3) Corrosion if you live close to the ocean like I do was a huge deal for me to overcome. I live on a canyonside 4.5 miles from the Pacific ocean. I can see the ocean from my backyard. In a year's time, I cleaned and scrubbed the antenna at least four times and had to put noalox and/or butter its not on the antenna and it's joints or connections about every other month. The fast corrosion at my qth with this antenna seems to accelerate it going out of tune more than some of my other antennas including aluminum yagis.

4) Elevated mount yields amazing DXing results but also makes it more difficult to tune. I built a set of 300 ohm radials as per the design in the instruction manual and had it elevated, moved it to a ground mount, and then moved it back in an elevated mount. When you get this bad boy tuned on an elevated mount canyonside this baby sings. I worked over 125 new entities in the first four months of last year with the butternut. It works awesome when it is tuned properly. However, the elevated mounting seems to be very sensitive to any changes to external environment for example wind, rain, corrosion (see #3).

5) I spent a lot of time researching on how to fix and troubleshoot the antenna. The yahoo group with Scott as the moderator is one of the best ones available to a new owner. The knowledge available on the web especially from the yahoo group for this effective but tricky antenna is immeasurable. There is no doubt that I would have given up on this antenna without being able to obtain key information on dealing with challenges and issues this antenna posed for me as a new ham. The yahoo group ranks up there with the Elecraft reflector and Fox Tango group as a well moderated information and troubleshooting zone.

In conclusion, I think the HF6V antenna is a very good antenna overall if installed properly and it requires more care and feeding than the other antennas I own but when installed properly it can yield excellent results. This is definitely not a plug and play antenna and I was seriously considering moving on from it but the technical challenges with the antenna appealed to me and I felt great satisfaction as well as some intermittent frustration keeping it operational.
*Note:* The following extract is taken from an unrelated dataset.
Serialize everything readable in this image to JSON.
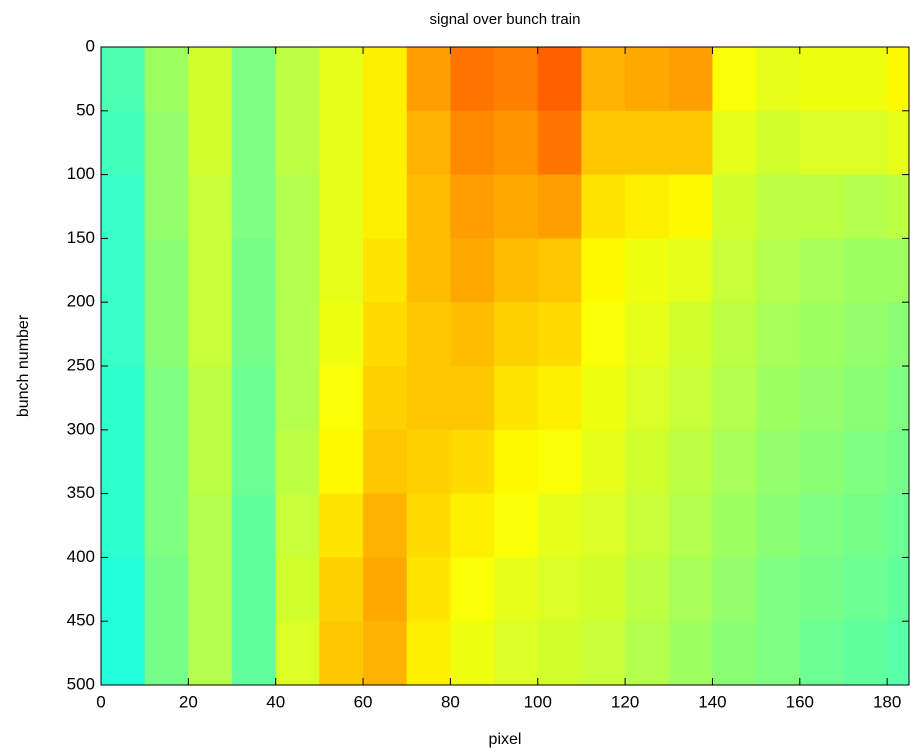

I believe that if one lives near a large body of salt water like an ocean or bay or salt water lake you may want to do some benchmarking against other verticals that might be less susceptible or influenced by corrosion caused by proximity to salt water. Besides that issue I would recommend the antenna to the more technically oriented or those that like a challenge. It definitely has been a big part of my leanings in the hobby. For a point of reference, I was at one time in the late 1980s an electronic technician in the US Navy so I had some familiarity with radios and antennas as part of my training.. However I have been out of that field for about twenty years.